2 de Setembro de 2019 - 09h46
A divulgação dos áudios e imagens da cabine do VAR na Libertadores é uma iniciativa digna de aplausos. Vai ajudar a desmistificar muitos dos fantasmas que os clubes e torcedores criam sobre favorecimento a determinados times e países.

Desde que iniciou esse processo do VAR em 2016, mesmo ainda sendo árbitro, defendo a divulgação dos áudios não apenas para dar transparência absoluta às decisões da arbitragem, mas porque entendo que o futebol é, também, entretenimento. Então, parabenizo a Conmebol pela iniciativa exemplar.

Agora, vamos à análise dos áudios divulgados dos confrontos entre times brasileiros.
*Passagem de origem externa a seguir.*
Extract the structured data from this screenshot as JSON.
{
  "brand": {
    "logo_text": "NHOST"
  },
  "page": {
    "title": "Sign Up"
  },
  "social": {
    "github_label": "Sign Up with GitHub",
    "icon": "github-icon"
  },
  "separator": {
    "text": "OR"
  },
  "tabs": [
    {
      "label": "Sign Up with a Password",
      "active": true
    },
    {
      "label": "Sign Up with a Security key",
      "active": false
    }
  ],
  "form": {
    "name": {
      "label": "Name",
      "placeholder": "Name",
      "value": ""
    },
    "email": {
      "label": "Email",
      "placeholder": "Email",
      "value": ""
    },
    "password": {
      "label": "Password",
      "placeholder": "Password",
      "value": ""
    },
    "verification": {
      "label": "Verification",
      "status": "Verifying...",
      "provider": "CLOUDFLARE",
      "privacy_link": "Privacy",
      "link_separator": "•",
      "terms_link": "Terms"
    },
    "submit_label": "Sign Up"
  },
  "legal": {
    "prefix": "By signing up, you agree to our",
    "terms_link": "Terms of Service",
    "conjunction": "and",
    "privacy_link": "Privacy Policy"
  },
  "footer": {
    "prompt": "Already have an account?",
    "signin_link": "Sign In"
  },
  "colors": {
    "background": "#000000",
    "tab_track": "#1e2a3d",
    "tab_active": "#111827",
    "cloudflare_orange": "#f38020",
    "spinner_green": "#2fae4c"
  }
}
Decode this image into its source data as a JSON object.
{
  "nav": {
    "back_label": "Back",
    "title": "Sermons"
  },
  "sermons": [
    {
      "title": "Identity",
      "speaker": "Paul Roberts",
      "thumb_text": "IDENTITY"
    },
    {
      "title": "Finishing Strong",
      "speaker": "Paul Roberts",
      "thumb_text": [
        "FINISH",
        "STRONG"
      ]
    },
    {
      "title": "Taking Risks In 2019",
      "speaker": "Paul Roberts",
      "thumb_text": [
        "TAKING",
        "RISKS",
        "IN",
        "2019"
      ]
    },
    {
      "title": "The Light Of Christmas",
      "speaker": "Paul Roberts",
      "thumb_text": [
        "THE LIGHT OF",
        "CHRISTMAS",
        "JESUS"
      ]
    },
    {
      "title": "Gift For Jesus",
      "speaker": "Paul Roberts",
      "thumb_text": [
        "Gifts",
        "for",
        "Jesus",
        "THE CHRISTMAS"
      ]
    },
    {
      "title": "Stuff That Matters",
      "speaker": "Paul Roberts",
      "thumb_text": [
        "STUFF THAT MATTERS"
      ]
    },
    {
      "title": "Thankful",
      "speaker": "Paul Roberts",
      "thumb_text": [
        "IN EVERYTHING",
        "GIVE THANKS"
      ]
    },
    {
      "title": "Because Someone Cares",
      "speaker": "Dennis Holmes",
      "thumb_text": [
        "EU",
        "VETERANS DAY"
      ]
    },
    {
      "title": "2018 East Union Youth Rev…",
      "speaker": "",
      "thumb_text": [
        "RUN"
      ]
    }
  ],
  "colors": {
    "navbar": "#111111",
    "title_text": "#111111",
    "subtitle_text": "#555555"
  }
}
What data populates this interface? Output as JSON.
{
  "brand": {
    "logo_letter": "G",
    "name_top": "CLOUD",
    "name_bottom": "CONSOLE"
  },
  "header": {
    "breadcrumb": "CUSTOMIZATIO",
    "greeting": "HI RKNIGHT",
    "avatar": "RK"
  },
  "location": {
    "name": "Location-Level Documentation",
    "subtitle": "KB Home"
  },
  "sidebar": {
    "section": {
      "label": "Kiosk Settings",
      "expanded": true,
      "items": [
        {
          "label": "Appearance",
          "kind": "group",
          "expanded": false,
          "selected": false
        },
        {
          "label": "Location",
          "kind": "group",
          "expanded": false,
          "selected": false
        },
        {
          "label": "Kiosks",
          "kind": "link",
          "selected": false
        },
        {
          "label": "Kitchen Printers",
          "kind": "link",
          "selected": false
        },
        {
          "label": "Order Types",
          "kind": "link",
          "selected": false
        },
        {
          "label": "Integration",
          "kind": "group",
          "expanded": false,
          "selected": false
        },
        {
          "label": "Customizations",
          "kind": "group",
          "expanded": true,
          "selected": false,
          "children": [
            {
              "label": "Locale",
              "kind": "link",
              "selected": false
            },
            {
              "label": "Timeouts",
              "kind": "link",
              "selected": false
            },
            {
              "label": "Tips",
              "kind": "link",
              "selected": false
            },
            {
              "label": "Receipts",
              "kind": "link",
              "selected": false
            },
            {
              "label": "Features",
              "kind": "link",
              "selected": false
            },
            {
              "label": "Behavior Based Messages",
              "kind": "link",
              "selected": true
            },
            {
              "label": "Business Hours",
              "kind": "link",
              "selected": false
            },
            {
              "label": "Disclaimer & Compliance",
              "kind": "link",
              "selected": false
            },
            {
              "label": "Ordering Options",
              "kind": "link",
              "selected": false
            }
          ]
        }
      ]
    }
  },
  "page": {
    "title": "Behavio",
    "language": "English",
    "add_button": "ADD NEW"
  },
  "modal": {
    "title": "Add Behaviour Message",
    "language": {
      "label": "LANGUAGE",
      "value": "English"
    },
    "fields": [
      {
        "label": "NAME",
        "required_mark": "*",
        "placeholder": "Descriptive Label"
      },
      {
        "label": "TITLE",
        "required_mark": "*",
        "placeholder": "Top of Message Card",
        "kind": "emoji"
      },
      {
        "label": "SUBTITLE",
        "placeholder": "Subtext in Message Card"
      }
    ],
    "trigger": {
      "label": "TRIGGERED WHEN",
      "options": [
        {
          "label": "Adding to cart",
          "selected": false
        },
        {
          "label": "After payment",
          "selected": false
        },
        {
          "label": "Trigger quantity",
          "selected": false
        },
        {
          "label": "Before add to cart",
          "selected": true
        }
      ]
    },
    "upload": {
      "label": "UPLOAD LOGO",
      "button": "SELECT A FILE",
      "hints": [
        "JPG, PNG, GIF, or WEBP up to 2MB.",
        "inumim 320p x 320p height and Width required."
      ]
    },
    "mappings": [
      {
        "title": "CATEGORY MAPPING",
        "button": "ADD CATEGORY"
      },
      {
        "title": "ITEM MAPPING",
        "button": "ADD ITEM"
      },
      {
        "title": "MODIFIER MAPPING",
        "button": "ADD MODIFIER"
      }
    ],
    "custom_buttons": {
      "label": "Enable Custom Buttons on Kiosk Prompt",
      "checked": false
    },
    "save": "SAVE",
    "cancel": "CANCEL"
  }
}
Foram duas situações analisadas que comprovam que ainda é necessário aprimorar o critério de intervenção do VAR na América do Sul tanto quanto no Brasil.

Já no final do jogo entre Palmeiras e Grêmio, o árbitro é chamado pelo VAR para rever um contato da bola com a mão do defensor do Grêmio dentro da sua área penal. O árbitro informa que pegou na mão do atacante, mas as imagens mostram claramente que foi do defensor. O VAR informa ao árbitro que a mão é do defensor gremista mas que está colada ao corpo. Portanto, pelas regras do jogo, que tanto o árbitro quanto o VAR conhecem.